Debate surrounds the NCAA on whether or not to pay student athletes


In a poll of 56 students, a majority disagreed with athletes receiving pay in college. This action has not taken place yet because of issues surrounding the topic.

College level athletes of Division I and II schools often receive an amazing opportunity of a cheaper or even free education. This money comes from the school and goes to athletic teams for the athletes’ classes, textbooks, uniforms, equipment, meals, etc. However, some believe that this isn’t enough for the athlete’s effort.

Duke basketball star Zion Williamson sparked this controversial subject again with his size on the court and in Duke’s paycheck. The money from jerseys and the souvenirs that schools sell of teams and players does not go to the individual players, but the school as a whole.

“I feel like they work as hard as the professionals and colleges are making money off of them,” junior Austin Liebgott said.

The idea of a paid student athlete goes against a lot of rules; which is why this has not been enacted yet. The NCAA’s rule of Amateurism in athletes is very strict. Some ways to cease one’s NCAA Eligibility are by accepting payments or preferential benefits for playing sports, accepting prize money above your expenses, accepting benefits from an agent or prospective agent or agreeing to be represented by an agent. Doing any of these can end a student athlete’s college career.

“Colleges only pay athletes to stay because of the revenue that their presence on the court, on the field and in the arena brings to the school,” Mckenzie Tippett said.

Tippett views the idea of athletic payment as reversing the roles of professor and student. She also is against the fact that this is mainly brought up by men’s basketball. Tippett does not see the point of this for basketball as most “natural talent” players like Williamson take one year of college and the immediately go to the NBA to make money.

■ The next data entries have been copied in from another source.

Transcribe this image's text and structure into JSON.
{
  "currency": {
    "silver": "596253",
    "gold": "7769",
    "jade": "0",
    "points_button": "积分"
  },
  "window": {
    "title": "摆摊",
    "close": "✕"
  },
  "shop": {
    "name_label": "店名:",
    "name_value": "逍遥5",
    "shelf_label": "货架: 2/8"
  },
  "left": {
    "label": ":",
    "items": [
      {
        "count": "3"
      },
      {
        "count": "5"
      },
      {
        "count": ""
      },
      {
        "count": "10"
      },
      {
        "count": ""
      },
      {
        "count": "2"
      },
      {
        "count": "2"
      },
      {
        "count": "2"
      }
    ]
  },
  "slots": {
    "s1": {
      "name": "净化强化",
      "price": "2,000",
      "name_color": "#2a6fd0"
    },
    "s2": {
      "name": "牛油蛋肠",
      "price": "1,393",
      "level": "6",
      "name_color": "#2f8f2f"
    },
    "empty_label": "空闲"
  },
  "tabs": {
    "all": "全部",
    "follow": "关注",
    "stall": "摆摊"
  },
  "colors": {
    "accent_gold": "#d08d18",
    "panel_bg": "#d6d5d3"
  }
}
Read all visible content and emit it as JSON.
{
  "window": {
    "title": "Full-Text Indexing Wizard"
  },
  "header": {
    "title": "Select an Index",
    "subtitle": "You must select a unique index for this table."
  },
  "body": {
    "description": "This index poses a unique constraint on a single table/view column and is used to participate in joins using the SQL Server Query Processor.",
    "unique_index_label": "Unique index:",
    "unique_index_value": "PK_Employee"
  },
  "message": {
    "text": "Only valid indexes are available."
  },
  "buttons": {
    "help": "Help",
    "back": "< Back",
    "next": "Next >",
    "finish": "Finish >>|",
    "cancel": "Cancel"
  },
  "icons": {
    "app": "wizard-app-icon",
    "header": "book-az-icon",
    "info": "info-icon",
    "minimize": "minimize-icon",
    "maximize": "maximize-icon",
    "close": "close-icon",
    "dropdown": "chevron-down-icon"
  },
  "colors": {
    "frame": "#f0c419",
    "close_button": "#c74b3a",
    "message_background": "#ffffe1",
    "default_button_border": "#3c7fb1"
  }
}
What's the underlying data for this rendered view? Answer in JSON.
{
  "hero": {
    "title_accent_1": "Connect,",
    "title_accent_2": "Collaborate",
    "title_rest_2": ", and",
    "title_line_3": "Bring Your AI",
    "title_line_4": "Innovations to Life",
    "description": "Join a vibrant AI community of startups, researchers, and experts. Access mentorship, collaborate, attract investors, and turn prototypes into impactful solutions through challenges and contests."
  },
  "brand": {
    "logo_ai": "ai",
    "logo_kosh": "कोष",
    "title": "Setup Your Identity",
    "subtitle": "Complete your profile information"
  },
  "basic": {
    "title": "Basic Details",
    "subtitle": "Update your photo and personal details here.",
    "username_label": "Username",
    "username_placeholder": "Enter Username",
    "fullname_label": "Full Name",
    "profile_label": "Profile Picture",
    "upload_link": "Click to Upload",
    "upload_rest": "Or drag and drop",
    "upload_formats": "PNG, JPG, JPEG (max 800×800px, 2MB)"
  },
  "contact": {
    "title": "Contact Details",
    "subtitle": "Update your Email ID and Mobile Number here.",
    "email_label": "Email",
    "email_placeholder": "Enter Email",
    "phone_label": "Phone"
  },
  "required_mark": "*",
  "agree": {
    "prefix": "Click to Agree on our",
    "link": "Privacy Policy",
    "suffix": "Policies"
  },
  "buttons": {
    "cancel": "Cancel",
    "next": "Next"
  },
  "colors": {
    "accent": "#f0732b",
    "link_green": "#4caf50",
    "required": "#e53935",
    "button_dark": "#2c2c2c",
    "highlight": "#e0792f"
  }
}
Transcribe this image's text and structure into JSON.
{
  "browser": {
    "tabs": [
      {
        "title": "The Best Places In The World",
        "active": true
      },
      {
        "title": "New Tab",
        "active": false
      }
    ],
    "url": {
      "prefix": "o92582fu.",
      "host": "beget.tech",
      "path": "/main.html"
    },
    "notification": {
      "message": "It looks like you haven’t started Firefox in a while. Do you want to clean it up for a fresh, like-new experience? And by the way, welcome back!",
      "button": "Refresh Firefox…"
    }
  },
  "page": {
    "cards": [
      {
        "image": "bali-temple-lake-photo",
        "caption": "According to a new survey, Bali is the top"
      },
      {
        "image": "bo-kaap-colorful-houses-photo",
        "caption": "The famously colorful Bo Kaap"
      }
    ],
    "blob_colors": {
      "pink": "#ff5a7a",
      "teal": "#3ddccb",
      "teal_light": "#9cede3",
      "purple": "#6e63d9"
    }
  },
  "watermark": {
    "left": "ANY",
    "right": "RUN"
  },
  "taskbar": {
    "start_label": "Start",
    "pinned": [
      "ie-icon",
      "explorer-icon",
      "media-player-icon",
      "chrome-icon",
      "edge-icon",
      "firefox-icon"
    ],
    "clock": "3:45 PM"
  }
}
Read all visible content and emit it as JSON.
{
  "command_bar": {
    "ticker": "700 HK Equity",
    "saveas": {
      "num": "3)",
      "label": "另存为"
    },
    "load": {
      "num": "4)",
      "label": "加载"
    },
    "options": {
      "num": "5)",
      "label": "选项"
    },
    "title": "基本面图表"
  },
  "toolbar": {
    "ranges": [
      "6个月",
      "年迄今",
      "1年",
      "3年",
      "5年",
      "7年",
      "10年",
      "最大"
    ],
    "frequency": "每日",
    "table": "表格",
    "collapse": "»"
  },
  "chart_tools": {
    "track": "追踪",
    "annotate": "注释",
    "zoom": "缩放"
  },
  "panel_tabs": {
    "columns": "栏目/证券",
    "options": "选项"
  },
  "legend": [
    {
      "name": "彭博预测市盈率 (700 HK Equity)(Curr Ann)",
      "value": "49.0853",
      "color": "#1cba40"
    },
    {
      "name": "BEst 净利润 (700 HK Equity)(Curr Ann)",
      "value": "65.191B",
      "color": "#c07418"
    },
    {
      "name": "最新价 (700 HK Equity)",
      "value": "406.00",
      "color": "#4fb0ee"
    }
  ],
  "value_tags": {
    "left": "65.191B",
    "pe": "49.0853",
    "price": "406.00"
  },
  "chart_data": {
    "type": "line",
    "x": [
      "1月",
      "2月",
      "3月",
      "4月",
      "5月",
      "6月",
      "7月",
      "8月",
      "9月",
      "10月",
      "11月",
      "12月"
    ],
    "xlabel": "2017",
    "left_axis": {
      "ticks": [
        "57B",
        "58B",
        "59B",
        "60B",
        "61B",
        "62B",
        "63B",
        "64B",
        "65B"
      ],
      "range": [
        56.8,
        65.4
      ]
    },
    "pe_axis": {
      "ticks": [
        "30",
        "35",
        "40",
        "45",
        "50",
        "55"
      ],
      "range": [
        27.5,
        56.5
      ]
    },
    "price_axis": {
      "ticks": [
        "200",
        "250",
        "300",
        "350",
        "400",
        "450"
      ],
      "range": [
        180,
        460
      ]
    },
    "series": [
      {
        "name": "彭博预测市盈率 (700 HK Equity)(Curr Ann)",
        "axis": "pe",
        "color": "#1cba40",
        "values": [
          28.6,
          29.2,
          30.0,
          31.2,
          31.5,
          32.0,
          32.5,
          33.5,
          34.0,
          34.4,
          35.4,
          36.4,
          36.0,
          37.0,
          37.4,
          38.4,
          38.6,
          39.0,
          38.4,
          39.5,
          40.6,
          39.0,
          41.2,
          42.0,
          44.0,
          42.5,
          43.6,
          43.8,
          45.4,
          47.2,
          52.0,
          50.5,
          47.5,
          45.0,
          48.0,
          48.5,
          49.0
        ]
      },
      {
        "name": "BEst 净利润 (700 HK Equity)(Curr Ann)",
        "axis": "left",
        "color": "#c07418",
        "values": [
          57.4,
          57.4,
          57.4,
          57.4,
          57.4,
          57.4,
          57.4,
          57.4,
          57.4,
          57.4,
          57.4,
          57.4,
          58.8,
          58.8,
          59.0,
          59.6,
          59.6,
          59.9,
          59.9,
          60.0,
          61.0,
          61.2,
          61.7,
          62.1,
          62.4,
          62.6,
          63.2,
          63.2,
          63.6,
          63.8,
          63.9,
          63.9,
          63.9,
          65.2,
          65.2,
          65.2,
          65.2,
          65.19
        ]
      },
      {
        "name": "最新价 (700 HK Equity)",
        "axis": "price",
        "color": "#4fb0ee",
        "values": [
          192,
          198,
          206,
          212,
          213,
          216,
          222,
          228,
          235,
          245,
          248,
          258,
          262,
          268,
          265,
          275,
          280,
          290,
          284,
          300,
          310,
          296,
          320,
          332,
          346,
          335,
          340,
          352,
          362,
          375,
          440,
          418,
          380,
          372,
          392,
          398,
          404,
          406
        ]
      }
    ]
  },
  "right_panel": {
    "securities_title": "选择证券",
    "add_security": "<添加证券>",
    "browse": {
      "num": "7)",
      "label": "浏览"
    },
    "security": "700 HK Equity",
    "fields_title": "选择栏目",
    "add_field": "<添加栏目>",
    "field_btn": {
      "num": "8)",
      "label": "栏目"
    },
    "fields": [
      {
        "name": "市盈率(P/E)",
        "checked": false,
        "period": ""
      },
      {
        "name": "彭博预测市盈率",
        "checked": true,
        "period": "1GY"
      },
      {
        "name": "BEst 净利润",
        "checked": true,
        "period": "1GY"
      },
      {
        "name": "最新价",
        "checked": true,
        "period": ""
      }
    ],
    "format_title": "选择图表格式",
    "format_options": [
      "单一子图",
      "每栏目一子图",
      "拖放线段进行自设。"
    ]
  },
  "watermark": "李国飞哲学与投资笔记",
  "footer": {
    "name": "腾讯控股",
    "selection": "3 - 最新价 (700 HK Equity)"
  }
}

“The desire to pay college athletes is hopefully going to die out,” Tippett said.

If athletes were to be paid, another dilemma still stands on who will pay them. The college or university is already paying for their scholarships and the NCAA would have to rewrite it’s rules to pay the athletes.

“I think the NCAA should because they are the organization that is getting money for college sports,” Liebgott said. “The college is not only about athletics, (it has to pay) for academics too.”

But there’s another problem; will every college athlete be paid?

“How do you determine which athlete will be paid and which ones you don’t?” softball head coach Michael Everett said.”Is it going to be across the board that every athlete gets paid?”

Everett also brings up the valid point of how athletes of sports other than football and basketball, that bring less money to the school, can be paid.

“No one has come out with a plan that says who determines who gets the money and how much,” Coach Everett said. “Other than that, I don’t have a problem with it.”

Both Tippett and Everett along with many others, as seen in the poll above, see that a free education can be enough.

“Money that is not given to students that is not scholarship, loan or grant money is basically giving them a source of income to attend class,” Tippett said.

It’s not only the scholarship granted, it’s all the benefits that come with college athletics.

“(The athletes) are also getting a meal plan different than the average student, a workout area, living arrangements, that no one else at the school is given, and they have tutors that are paid for,” Everett said.

The idea of paying athletes at an amateur level can be beneficial, but the issues of where the money will come from and who will it got to will likely never be resolved. It’s difficult and unjust to pay only a few star athletes and leave the rest in the dust. However, the “dust” is still filled with more benefits and opportunities than the average student has.

“It makes the great educational establishments of our country look weak, as athlete salaries give the athlete power,” Tippett said.